What the Business Looks Like Now

Today Dylan averages around $10,000 a month.

And pay attention to the shape of that income, because it's different from a string of one off wins.

Dylan builds long-term contracts deals where an influencer commits to a set number of videos every month for six months, a year at a time. The agreements are signed once and pay repeatedly. In his words, at this point it runs close to passive.

That's more than triple his teaching salary, without a schedule that owns his Fridays.

And now that the chaos of relocating is behind him, he expects to multiply it from here, in shaa Allah.

What He Bought With It

Here's Dylan's own list of what came after starting his agency.
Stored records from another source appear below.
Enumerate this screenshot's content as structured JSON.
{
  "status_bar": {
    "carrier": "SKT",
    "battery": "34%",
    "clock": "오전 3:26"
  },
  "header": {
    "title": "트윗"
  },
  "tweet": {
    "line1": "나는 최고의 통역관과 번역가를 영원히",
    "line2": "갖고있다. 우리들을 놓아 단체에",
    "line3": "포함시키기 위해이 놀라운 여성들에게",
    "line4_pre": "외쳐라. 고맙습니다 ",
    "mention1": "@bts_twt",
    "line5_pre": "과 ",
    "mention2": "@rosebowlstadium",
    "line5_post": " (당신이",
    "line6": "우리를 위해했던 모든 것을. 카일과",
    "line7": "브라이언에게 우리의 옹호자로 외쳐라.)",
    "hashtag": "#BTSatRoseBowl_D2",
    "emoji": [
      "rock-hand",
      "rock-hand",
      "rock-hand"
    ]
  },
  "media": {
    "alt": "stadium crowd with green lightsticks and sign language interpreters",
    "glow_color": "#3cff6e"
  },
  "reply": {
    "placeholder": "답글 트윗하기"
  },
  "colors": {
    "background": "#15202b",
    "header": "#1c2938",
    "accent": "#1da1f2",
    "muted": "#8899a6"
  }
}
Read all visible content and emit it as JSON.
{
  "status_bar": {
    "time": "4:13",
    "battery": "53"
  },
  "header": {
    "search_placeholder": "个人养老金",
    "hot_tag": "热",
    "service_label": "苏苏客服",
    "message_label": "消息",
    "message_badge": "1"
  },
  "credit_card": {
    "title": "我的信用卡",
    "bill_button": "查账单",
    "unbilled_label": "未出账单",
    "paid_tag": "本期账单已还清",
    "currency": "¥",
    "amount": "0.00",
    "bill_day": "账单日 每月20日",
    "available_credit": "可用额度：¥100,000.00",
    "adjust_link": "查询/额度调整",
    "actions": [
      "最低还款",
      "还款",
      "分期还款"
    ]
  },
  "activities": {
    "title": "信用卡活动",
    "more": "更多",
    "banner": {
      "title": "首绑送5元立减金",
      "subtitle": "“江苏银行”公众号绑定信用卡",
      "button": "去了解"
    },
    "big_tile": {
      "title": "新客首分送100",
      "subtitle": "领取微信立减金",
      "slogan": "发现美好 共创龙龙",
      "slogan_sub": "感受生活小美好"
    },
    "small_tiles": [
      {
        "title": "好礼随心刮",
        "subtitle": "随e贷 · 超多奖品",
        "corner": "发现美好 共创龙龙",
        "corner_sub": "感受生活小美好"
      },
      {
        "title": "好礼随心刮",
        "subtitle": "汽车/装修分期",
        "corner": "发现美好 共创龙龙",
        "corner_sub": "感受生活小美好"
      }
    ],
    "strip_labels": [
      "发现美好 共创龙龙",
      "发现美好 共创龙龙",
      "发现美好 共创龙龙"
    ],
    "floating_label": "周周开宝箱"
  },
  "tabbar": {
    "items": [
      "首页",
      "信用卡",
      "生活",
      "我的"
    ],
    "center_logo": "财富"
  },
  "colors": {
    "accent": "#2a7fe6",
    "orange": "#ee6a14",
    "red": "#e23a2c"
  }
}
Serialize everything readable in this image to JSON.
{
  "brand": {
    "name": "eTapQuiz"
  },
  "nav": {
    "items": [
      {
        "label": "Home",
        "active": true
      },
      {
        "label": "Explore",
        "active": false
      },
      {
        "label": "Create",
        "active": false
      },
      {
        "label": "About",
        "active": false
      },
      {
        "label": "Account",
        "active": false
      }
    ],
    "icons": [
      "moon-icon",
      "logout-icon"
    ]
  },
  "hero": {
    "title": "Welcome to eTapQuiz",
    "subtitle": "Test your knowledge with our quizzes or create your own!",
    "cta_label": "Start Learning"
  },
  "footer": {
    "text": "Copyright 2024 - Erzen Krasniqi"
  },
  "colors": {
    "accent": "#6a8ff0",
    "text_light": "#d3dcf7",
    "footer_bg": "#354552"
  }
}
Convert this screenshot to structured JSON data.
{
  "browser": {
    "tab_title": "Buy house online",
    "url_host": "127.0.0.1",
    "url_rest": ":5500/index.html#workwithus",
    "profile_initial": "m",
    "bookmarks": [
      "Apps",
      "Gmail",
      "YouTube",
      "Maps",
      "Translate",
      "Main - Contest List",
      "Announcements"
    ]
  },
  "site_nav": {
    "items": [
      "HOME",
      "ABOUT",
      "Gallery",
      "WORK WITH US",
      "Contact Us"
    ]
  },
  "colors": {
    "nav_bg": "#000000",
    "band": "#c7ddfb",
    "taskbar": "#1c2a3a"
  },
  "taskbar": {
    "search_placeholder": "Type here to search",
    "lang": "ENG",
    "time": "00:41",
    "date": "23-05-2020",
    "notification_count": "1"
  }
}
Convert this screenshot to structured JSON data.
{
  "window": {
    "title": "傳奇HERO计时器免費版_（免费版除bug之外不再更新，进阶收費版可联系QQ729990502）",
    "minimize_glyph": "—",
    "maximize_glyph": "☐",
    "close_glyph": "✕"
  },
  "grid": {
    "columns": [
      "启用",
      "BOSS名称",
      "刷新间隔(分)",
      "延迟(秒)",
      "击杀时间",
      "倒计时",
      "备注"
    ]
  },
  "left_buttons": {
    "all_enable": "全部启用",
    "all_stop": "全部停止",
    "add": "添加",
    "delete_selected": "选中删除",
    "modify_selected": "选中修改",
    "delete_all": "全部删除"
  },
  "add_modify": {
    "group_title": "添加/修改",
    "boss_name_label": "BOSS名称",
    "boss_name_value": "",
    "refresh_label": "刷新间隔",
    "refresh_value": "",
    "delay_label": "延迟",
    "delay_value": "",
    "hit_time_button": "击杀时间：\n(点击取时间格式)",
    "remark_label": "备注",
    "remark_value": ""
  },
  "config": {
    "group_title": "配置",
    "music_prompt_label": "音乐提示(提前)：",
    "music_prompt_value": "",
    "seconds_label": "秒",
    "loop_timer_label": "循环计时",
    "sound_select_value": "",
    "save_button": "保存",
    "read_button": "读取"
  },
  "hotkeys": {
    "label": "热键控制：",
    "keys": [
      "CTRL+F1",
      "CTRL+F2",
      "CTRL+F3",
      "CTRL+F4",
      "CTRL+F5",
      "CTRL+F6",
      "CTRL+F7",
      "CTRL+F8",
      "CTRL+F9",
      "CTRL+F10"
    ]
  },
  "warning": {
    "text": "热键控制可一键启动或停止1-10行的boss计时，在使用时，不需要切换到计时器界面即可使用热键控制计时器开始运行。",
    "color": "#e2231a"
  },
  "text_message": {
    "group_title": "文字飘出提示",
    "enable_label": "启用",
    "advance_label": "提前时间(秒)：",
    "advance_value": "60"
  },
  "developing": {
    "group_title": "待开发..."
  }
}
Read it in order, because it climbs.

He quit the 9-5.

He was reunited with his wife.

They took a vacation in Zanzibar.

He bought a car.

He got residency in Oman and moved there, to a home directly across from a masjid.

The brother who used to pray in stairwells, hiding his ruku between floors, now opens his front door and the masjid is right there. Jumu'ah isn't a scheduling conflict anymore. It's a walk across the street.

But he wasn't finished.

Because residency in his hands meant he could sponsor others. So he sponsored his wife.

And then he sponsored his father.

The Greatest Return

Dylan's father is moving to Oman in a couple of weeks.

And Dylan told us that, in shaa Allah, his father will become Muslim after moving there and that this "would be the greatest impact of IMA on my life."

Not the $10k months. Not Zanzibar. Not the car.

His father, close enough to see Islam lived every day… the masjid across the street, the family praying together, the life his son built on halal money close enough for Allah to open his heart.

Guidance belongs to Allah alone. No business can give a man iman. But a business gave Dylan the means to bring his father near, and nearness is where hearts change.

Ask yourself what job on earth pays a return like that.

What I Want You to Take From This

There are brothers reading this who are stuck the way Dylan was stuck. Maybe it's a spouse on the other side of a visa queue. Maybe it's a job that treats your Jumu'ah as an inconvenience. Maybe it's a country you know your family shouldn't grow up in, and no way to fund the exit.

Understand what Dylan's story proves: the cage was never the visa office or the work schedule. It was the fact that his income had an address.

He changed the income. Every other lock opened after that.

From $3,000 a month and stairwell prayers to $10,000 a month, his wife beside him, the masjid across the road, and his father days away from seeing Islam up close.

May Allah open his father's heart to Islam, bless Dylan's home in Oman, and put barakah in everything he builds.